Now, I got tired of plays about the futile repetitiveness of life when Chekhov was still writing them, eighty or ninety years before I was born. But Walsh manages somehow to present an uncompromisingly bleak worldview without making his audience want to die, and that's a praiseworthy feat.

The women (two of them, Breda and Clara, are sisters; the third, Ada, could be a daughter, younger sister or houseguest) live in an inhospitable fish-house designed by Sabina Dargeant. The aluminium door rumbles and clangs, the floor is stone with a moss-infested gutter, and even inside it's misty with cold.

They are creatures of repetition and routine. Ada encourages and directs as the old sisters endlessly play-act the loss of their innocence, years ago at the New Electric Ballroom. Through ritual repetition, the sisters worry at the perceived root of their miserable lives, and impress upon Ada the woe that awaits should she venture outside the chilly house in search of love.

In so many similarly-themed plays, the cycle of suffering rolls over the audience like a steamroller and slowly crushes out their will to live. But The New Electric Ballroom is funny, and filthy, and above all, fast-paced.

Walsh's script is so rich with glorious imagery, smut and invective that most of it has to be delivered with the speed and chatter of an express train. Colourful characters, surreal situations and casually damning comments on the personal hygiene or physical deformities of the townsfolk all zip past the window with barely a pause for breath.

Domestic discussions balance the breakneck pace of the monologues. Bookended by pregnant pauses and delivered with tremendous gravity, the most banal utterances ("May I have some tea to wash this biscuit down?") take on a ponderous portentousness.

This is not a piece of Naturalism. People do not talk this way in real life. But this is a play about stories, labels, talk; in a word, words, and Walsh's heightened, poetic writing calls attention to them.

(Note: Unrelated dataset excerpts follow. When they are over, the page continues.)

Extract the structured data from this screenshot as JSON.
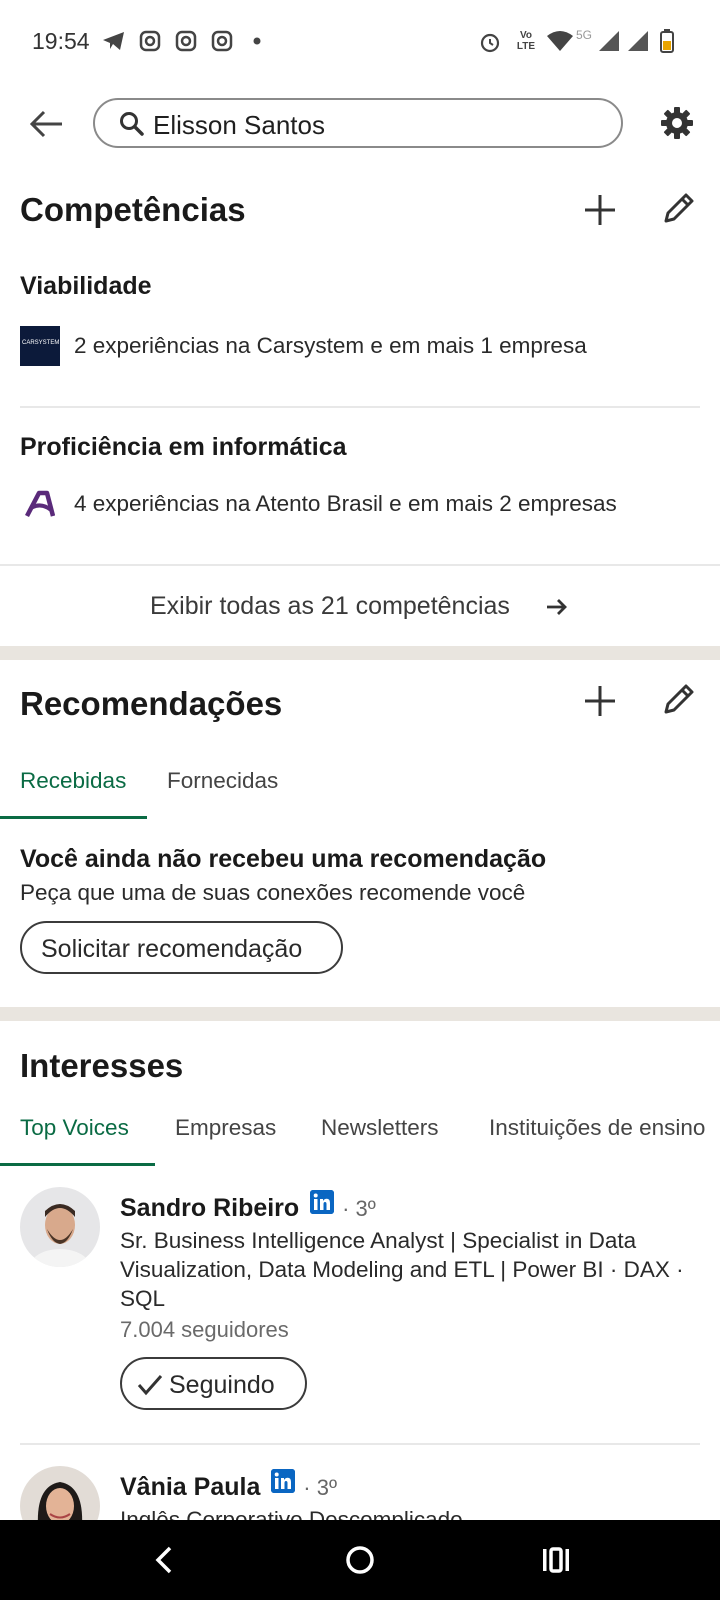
{
  "status_bar": {
    "time": "19:54",
    "network": "5G",
    "volte": "Vo LTE"
  },
  "search": {
    "query": "Elisson Santos"
  },
  "skills": {
    "title": "Competências",
    "items": [
      {
        "name": "Viabilidade",
        "detail": "2 experiências na Carsystem e em mais 1 empresa",
        "logo_text": "CARSYSTEM"
      },
      {
        "name": "Proficiência em informática",
        "detail": "4 experiências na Atento Brasil e em mais 2 empresas"
      }
    ],
    "show_all": "Exibir todas as 21 competências"
  },
  "recommendations": {
    "title": "Recomendações",
    "tabs": [
      "Recebidas",
      "Fornecidas"
    ],
    "empty_title": "Você ainda não recebeu uma recomendação",
    "empty_sub": "Peça que uma de suas conexões recomende você",
    "request_button": "Solicitar recomendação"
  },
  "interests": {
    "title": "Interesses",
    "tabs": [
      "Top Voices",
      "Empresas",
      "Newsletters",
      "Instituições de ensino"
    ],
    "people": [
      {
        "name": "Sandro Ribeiro",
        "degree": "· 3º",
        "headline": "Sr. Business Intelligence Analyst | Specialist in Data Visualization, Data Modeling and ETL | Power BI · DAX · SQL",
        "followers": "7.004 seguidores",
        "follow_label": "Seguindo"
      },
      {
        "name": "Vânia Paula",
        "degree": "· 3º",
        "headline": "Inglês Corporativo Descomplicado"
      }
    ]
  },
  "colors": {
    "accent": "#0a6b44",
    "linkedin": "#0a66c2",
    "band": "#e9e5df"
  }
}
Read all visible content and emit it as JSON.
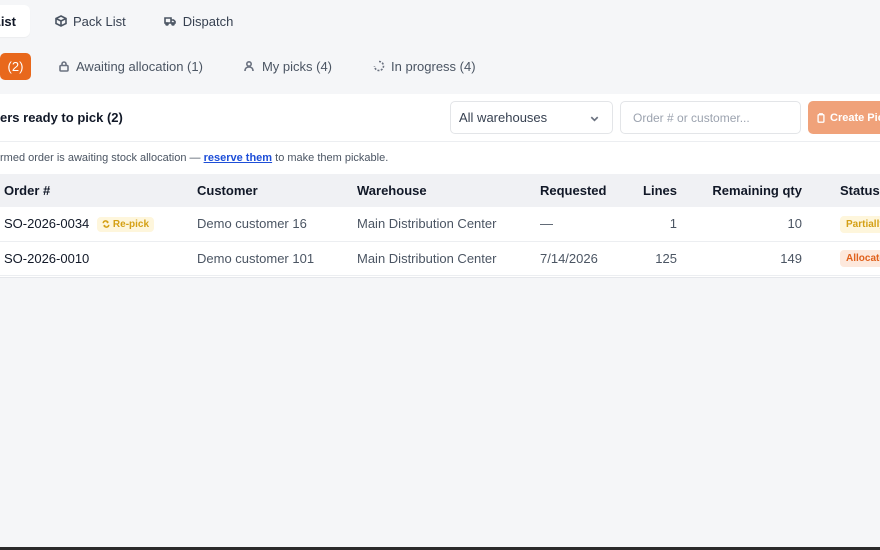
{
  "top_tabs": [
    {
      "label": "List",
      "icon": "list-icon",
      "active": true
    },
    {
      "label": "Pack List",
      "icon": "box-icon",
      "active": false
    },
    {
      "label": "Dispatch",
      "icon": "truck-icon",
      "active": false
    }
  ],
  "sub_tabs": [
    {
      "label": "(2)",
      "icon": "",
      "active": true
    },
    {
      "label": "Awaiting allocation (1)",
      "icon": "lock-icon",
      "active": false
    },
    {
      "label": "My picks (4)",
      "icon": "user-icon",
      "active": false
    },
    {
      "label": "In progress (4)",
      "icon": "spinner-icon",
      "active": false
    }
  ],
  "panel": {
    "title": "ers ready to pick (2)",
    "warehouse_filter": "All warehouses",
    "search_placeholder": "Order # or customer...",
    "create_button": "Create Pic",
    "notice_prefix": "rmed order is awaiting stock allocation — ",
    "notice_link": "reserve them",
    "notice_suffix": " to make them pickable."
  },
  "table": {
    "columns": [
      "Order #",
      "Customer",
      "Warehouse",
      "Requested",
      "Lines",
      "Remaining qty",
      "Status"
    ],
    "rows": [
      {
        "order": "SO-2026-0034",
        "badge": "Re-pick",
        "customer": "Demo customer 16",
        "warehouse": "Main Distribution Center",
        "requested": "—",
        "lines": "1",
        "remaining": "10",
        "status": "Partially"
      },
      {
        "order": "SO-2026-0010",
        "badge": "",
        "customer": "Demo customer 101",
        "warehouse": "Main Distribution Center",
        "requested": "7/14/2026",
        "lines": "125",
        "remaining": "149",
        "status": "Allocate"
      }
    ]
  },
  "colors": {
    "accent": "#e8681c",
    "create_button": "#f0a27a",
    "repick_badge": "#d4a015",
    "allocated_badge": "#e0611c",
    "link": "#1d4ed8"
  }
}
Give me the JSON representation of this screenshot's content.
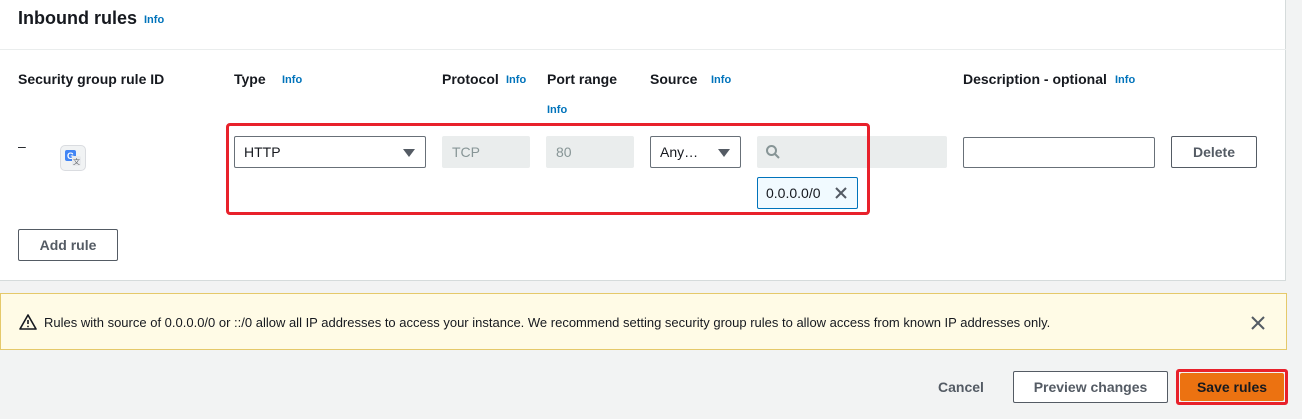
{
  "panel": {
    "title": "Inbound rules",
    "title_info": "Info"
  },
  "columns": {
    "rule_id": "Security group rule ID",
    "type": "Type",
    "type_info": "Info",
    "protocol": "Protocol",
    "protocol_info": "Info",
    "port_range": "Port range",
    "port_range_info": "Info",
    "source": "Source",
    "source_info": "Info",
    "description": "Description - optional",
    "description_info": "Info"
  },
  "rule": {
    "rule_id": "–",
    "type_value": "HTTP",
    "protocol_value": "TCP",
    "port_value": "80",
    "source_value": "Any…",
    "source_search_value": "",
    "source_token": "0.0.0.0/0",
    "description_value": "",
    "delete_label": "Delete"
  },
  "add_rule_label": "Add rule",
  "warning": {
    "text": "Rules with source of 0.0.0.0/0 or ::/0 allow all IP addresses to access your instance. We recommend setting security group rules to allow access from known IP addresses only."
  },
  "footer": {
    "cancel_label": "Cancel",
    "preview_label": "Preview changes",
    "save_label": "Save rules"
  },
  "colors": {
    "accent": "#0073bb",
    "primary": "#ec7211",
    "highlight": "#e8212b",
    "warning_bg": "#fffbe6"
  },
  "icons": [
    "translate-icon",
    "caret-down-icon",
    "search-icon",
    "close-icon",
    "warning-icon"
  ]
}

People don't act this way, either. What little action is permitted to distract attention from the dialogue is so loaded with symbolism the women seem cowed under its weight.

The best moment comes when they finally upgrade fishmonger Patrick from regular but necessary intruder to welcome houseguest. Before he can say "milk, no sugar," he's stripped, hosed down and scrubbed pink to clean off all the labels ("lumpen, ugly, fishy") attached to him by the townsfolk.

When it comes to Ada - desperate to escape but limited in her experiences to second-hand heartbreak inherited from her companions - Walsh's direction is more ambiguous, or perhaps confusing. She's stiff, round-shouldered, often gazing or clutching ineffectually toward the middle distance.

It could be representative of her sheltered existence, but the effect often veers uncomfortably close to declamatory melodrama.

Not one of the characters will ever escape the shadow of the New Electric Ballroom; they're all doomed to repeat their greatest regrets for the rest of their lives. Meanwhile, we can all have tremendous fun laughing along and feeling unutterably glad we aren't them.